Après Molenbeek, c’est au tour de Schaerbeek d’être ciblé pour son rôle de base arrière dans les attentats de Paris.

"Il a tenu un rôle énorme dans les attentats de Paris", révèle une source haut placée proche de l’enquête au sujet de Mohamed Bakkali.

Le Bruxellois de 28 ans, soupçonné de terrorisme, a déjà été mis en relation avec la découverte d’une planque à Auvelais mais serait également le locataire de l’atelier schaerbeekois où ont été confectionnées les ceintures explosives et où Salah Abdeslam s’est planqué après les attentats.

"L’appartement était loué sous un faux nom par un suspect qui se trouve en prison", dit-on au parquet fédéral qui ne peut pas confirmer officiellement le nom de Bakkali.

Le jeudi 26 novembre, la police a interpellé Mohamed Bakkali à Bruxelles et sa famille à Ensival, près de Verviers. Avec son arrestation qui a été prolongée de trois mois fin décembre, les enquêteurs semblent avoir coffré une figure centrale.

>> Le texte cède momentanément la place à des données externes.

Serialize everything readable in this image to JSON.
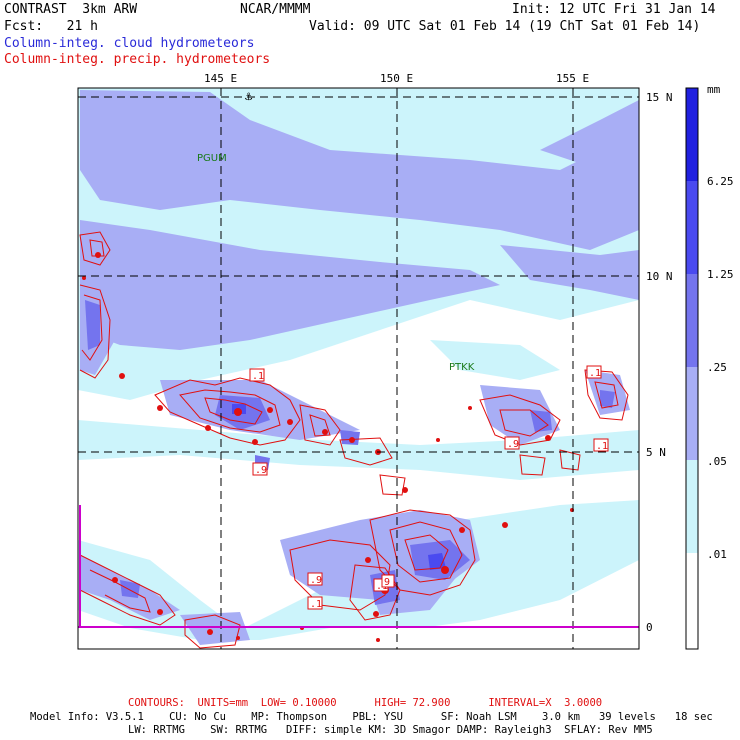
{
  "header": {
    "title": "CONTRAST  3km ARW",
    "source": "NCAR/MMMM",
    "init": "Init: 12 UTC Fri 31 Jan 14",
    "fcst": "Fcst:   21 h",
    "valid": "Valid: 09 UTC Sat 01 Feb 14 (19 ChT Sat 01 Feb 14)",
    "field1": "Column-integ. cloud hydrometeors",
    "field2": "Column-integ. precip. hydrometeors"
  },
  "map": {
    "lon_labels": [
      "145 E",
      "150 E",
      "155 E"
    ],
    "lat_labels": [
      "15 N",
      "10 N",
      "5 N",
      "0"
    ],
    "stations": [
      "PGUM",
      "PTKK"
    ],
    "contour_labels": [
      ".1",
      ".9",
      ".1",
      ".1",
      ".9",
      ".1",
      ".9",
      ".1",
      "9"
    ]
  },
  "colorbar": {
    "unit": "mm",
    "levels": [
      "6.25",
      "1.25",
      ".25",
      ".05",
      ".01"
    ],
    "colors": [
      "#2020e0",
      "#4a4af0",
      "#7474ee",
      "#a8aef5",
      "#ccf4fb",
      "#ffffff"
    ]
  },
  "footer": {
    "contours": "CONTOURS:  UNITS=mm  LOW= 0.10000      HIGH= 72.900      INTERVAL=X  3.0000",
    "model1": "Model Info: V3.5.1    CU: No Cu    MP: Thompson    PBL: YSU      SF: Noah LSM    3.0 km   39 levels   18 sec",
    "model2": "LW: RRTMG    SW: RRTMG   DIFF: simple KM: 3D Smagor DAMP: Rayleigh3  SFLAY: Rev MM5"
  }
}
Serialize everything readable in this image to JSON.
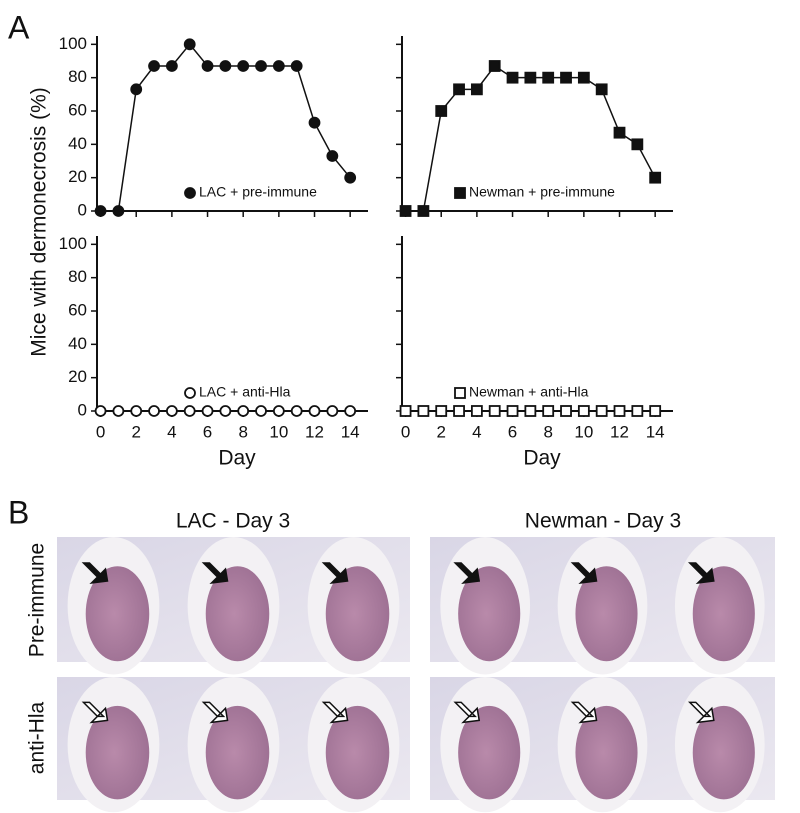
{
  "panel_labels": [
    "A",
    "B"
  ],
  "chart_data": [
    {
      "type": "line",
      "ylabel": "Mice with dermonecrosis (%)",
      "marker": "circle",
      "filled": true,
      "x": [
        0,
        1,
        2,
        3,
        4,
        5,
        6,
        7,
        8,
        9,
        10,
        11,
        12,
        13,
        14
      ],
      "series": [
        {
          "name": "LAC + pre-immune",
          "color": "#111111",
          "values": [
            0,
            0,
            73,
            87,
            87,
            100,
            87,
            87,
            87,
            87,
            87,
            87,
            53,
            33,
            20
          ]
        }
      ],
      "xlim": [
        -0.2,
        15
      ],
      "ylim": [
        0,
        105
      ],
      "xticks": [
        0,
        2,
        4,
        6,
        8,
        10,
        12,
        14
      ],
      "yticks": [
        0,
        20,
        40,
        60,
        80,
        100
      ],
      "show_xtick_labels": false,
      "show_ytick_labels": true
    },
    {
      "type": "line",
      "marker": "square",
      "filled": true,
      "x": [
        0,
        1,
        2,
        3,
        4,
        5,
        6,
        7,
        8,
        9,
        10,
        11,
        12,
        13,
        14
      ],
      "series": [
        {
          "name": "Newman + pre-immune",
          "color": "#111111",
          "values": [
            0,
            0,
            60,
            73,
            73,
            87,
            80,
            80,
            80,
            80,
            80,
            73,
            47,
            40,
            20
          ]
        }
      ],
      "xlim": [
        -0.2,
        15
      ],
      "ylim": [
        0,
        105
      ],
      "xticks": [
        0,
        2,
        4,
        6,
        8,
        10,
        12,
        14
      ],
      "yticks": [
        0,
        20,
        40,
        60,
        80,
        100
      ],
      "show_xtick_labels": false,
      "show_ytick_labels": false
    },
    {
      "type": "line",
      "xlabel": "Day",
      "marker": "circle",
      "filled": false,
      "x": [
        0,
        1,
        2,
        3,
        4,
        5,
        6,
        7,
        8,
        9,
        10,
        11,
        12,
        13,
        14
      ],
      "series": [
        {
          "name": "LAC + anti-Hla",
          "color": "#111111",
          "values": [
            0,
            0,
            0,
            0,
            0,
            0,
            0,
            0,
            0,
            0,
            0,
            0,
            0,
            0,
            0
          ]
        }
      ],
      "xlim": [
        -0.2,
        15
      ],
      "ylim": [
        0,
        105
      ],
      "xticks": [
        0,
        2,
        4,
        6,
        8,
        10,
        12,
        14
      ],
      "yticks": [
        0,
        20,
        40,
        60,
        80,
        100
      ],
      "show_xtick_labels": true,
      "show_ytick_labels": true
    },
    {
      "type": "line",
      "xlabel": "Day",
      "marker": "square",
      "filled": false,
      "x": [
        0,
        1,
        2,
        3,
        4,
        5,
        6,
        7,
        8,
        9,
        10,
        11,
        12,
        13,
        14
      ],
      "series": [
        {
          "name": "Newman + anti-Hla",
          "color": "#111111",
          "values": [
            0,
            0,
            0,
            0,
            0,
            0,
            0,
            0,
            0,
            0,
            0,
            0,
            0,
            0,
            0
          ]
        }
      ],
      "xlim": [
        -0.2,
        15
      ],
      "ylim": [
        0,
        105
      ],
      "xticks": [
        0,
        2,
        4,
        6,
        8,
        10,
        12,
        14
      ],
      "yticks": [
        0,
        20,
        40,
        60,
        80,
        100
      ],
      "show_xtick_labels": true,
      "show_ytick_labels": false
    }
  ],
  "photos": {
    "columns": [
      "LAC - Day 3",
      "Newman - Day 3"
    ],
    "rows": [
      "Pre-immune",
      "anti-Hla"
    ]
  }
}
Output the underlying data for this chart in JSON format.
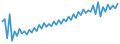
{
  "values": [
    55,
    60,
    20,
    70,
    15,
    35,
    25,
    40,
    30,
    35,
    28,
    38,
    32,
    42,
    35,
    48,
    40,
    52,
    44,
    50,
    45,
    55,
    48,
    58,
    50,
    60,
    55,
    65,
    58,
    70,
    62,
    75,
    68,
    80,
    72,
    78,
    75,
    88,
    70,
    95,
    65,
    85,
    75,
    90,
    80,
    88,
    82,
    92
  ],
  "line_color": "#3a9ad9",
  "line_width": 1.2,
  "background_color": "#ffffff"
}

Le même jour , en effet, ils découvraient à Auvelais la planque où les terroristes avaient caché du matériel pour fabriquer les ceintures d’explosifs de Paris. "Une cave sèche, c’est ce qu’ils recherchaient", avait expliqué le propriétaire.

Aux voisins, les deux locataires d’origine marocaine avaient précisé qu’ils venaient de Schaerbeek. Le contrat de location avait été signé avec une fausse carte d’identité belge au nom de Soufiane Kayal.

Lui et son compagnon, qui utilisait le nom de Samir Bouzid comme alias, sont considérés comme les coordinateurs des attentats de Paris, en contact avec les terroristes du Bataclan et Abdelhamid Abaaoud.

Une autre figure avait été aperçue près de la maison d’Auvelais : Mohamed Bakkali. "Sa voiture passait et repassait près de la maison", disent les enquêteurs. "Bakkali a un rôle qui n’est pas à sous-estimer dans la planification et la préparation des attentats", confirme une source haut placée.

Son nom a été lié à l’appartement de la rue Henri Bergé à Schaerbeek où les ceintures d’explosifs ont été assemblées en vue des attentats de Paris.

"Durant la perquisition, on a trouvé des traces d’explosifs servant à fabriquer des bombes, trois ceintures d’explosifs vides et une empreinte de Salah Abdeslam."

Cette empreinte indique que l’homme le plus recherché du pays a utilisé l’atelier comme planque après les attentats.

Après que Salah ait été ramené de Paris à Bruxelles par Mohamed Amri et Hamza Attou, il a acheté de nouveaux vêtements et un nouveau GSM. En outre, il s’est fait couper les cheveux.

Après quoi, c’est Ali Oulkadi qui est venu chercher Salah dans le centre-ville et l’a conduit rue Royale Sainte-Marie à Schaerbeek. À distance de marche de la rue Henri Bergé où Abdeslam s’était probablement déjà rendu auparavant.

Il est vraisemblable que la ceinture d’explosifs qui a été retrouvée dans un quartier de Paris a été fabriquée dans cet appartement alors que les détonateurs avaient été achetés par Salah lui-même dans une fabrique de feux d’artifice à Saint-Ouen-l’Aumône, dans le Nord de la France. "Les pièces du puzzle commencent à s’assembler mais il en manque encore", expliquent les enquêteurs . "Salah est toujours en fuite mais nous avons désormais une bonne vue d’ensemble du réseau terroriste qui est responsable du bain de sang à Paris."

Ce n’est en tout cas pas de cet appartement qu’ont été échangés les coups de fil au moment des attentats entre les terroristes à Paris et leurs coordinateurs à Bruxelles. "La borne activée ce soir-là se trouve à un kilomètre, voire à un kilomètre et demi de là et elle n’a qu’une portée de 500 mètres en ville", nous indique une source proche des services de renseignements français.